The object of our attachment may not necessarily be sinful in itself, as Paul explains: “You say, “I am allowed to do anything”—but not everything is good for you. And even though “I am allowed to do anything,” I must not become a slave to anything” (1 Cor. 6:12, NLT). For example, watching sports is not bad in itself but if we love it more than people or God, or if it hinders healthy relationships, then it has become a disordered attachment.

The process begins when we find ourselves distracted by something else that catches our attention, then we start focusing on it, then we develop affections for it, and then we attach our heart to it. Sometimes they become idols; they become a kind of god for us. It is like falling in love. We have to fight these desires whether we like it or not. “Do not love the world or the things in the world. If anyone loves the world, the love of the Father is not in him” (1 John 2:15, ESV).
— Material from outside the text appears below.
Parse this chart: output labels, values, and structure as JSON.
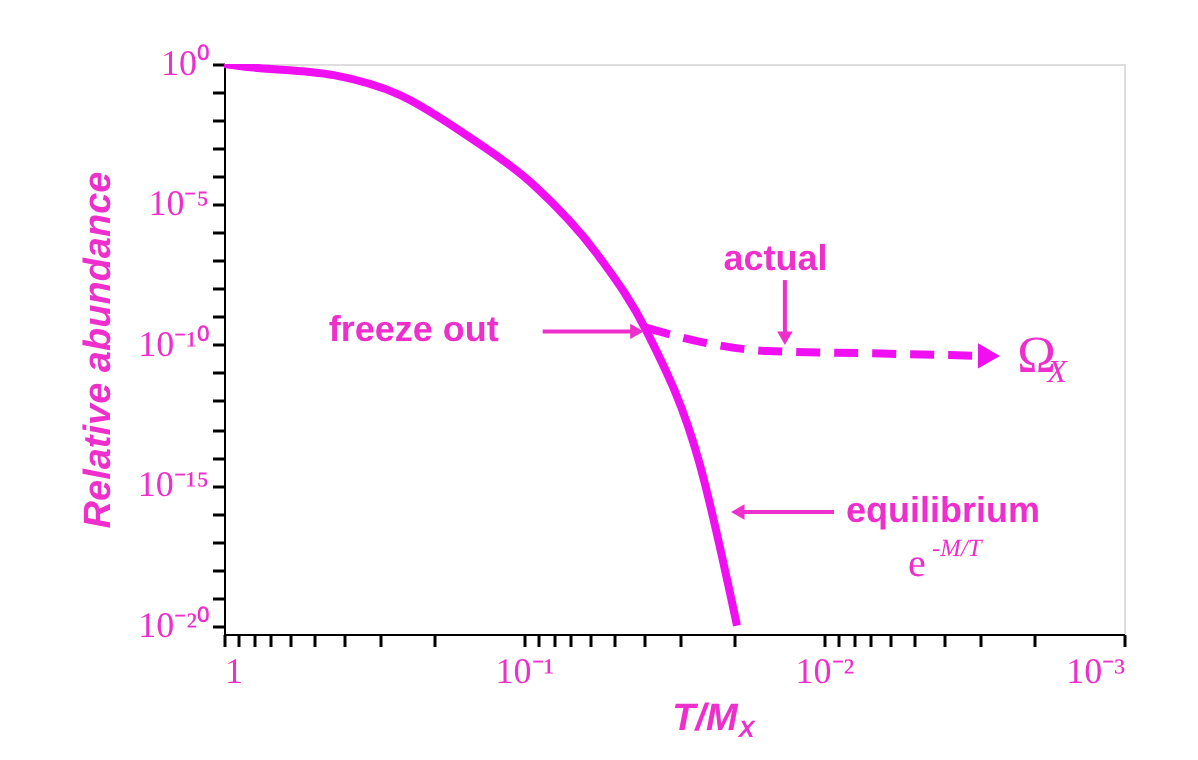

When love for God and others matures in us we will find that we do not have any known disordered attachments. We are able to let go of anything disordered in our lives because we are not bound to it, even if we like it. Obvious examples include money, status, physical pleasure, an occupation, or a hobby. Our goal is to reach the place in our lives where we are completely pliable in God’s hands because we love him so much that we will do his will, walk in his Spirit, even when it hurts. When it hardly hurts at all to let go of something we like then we have reached a high level of maturity.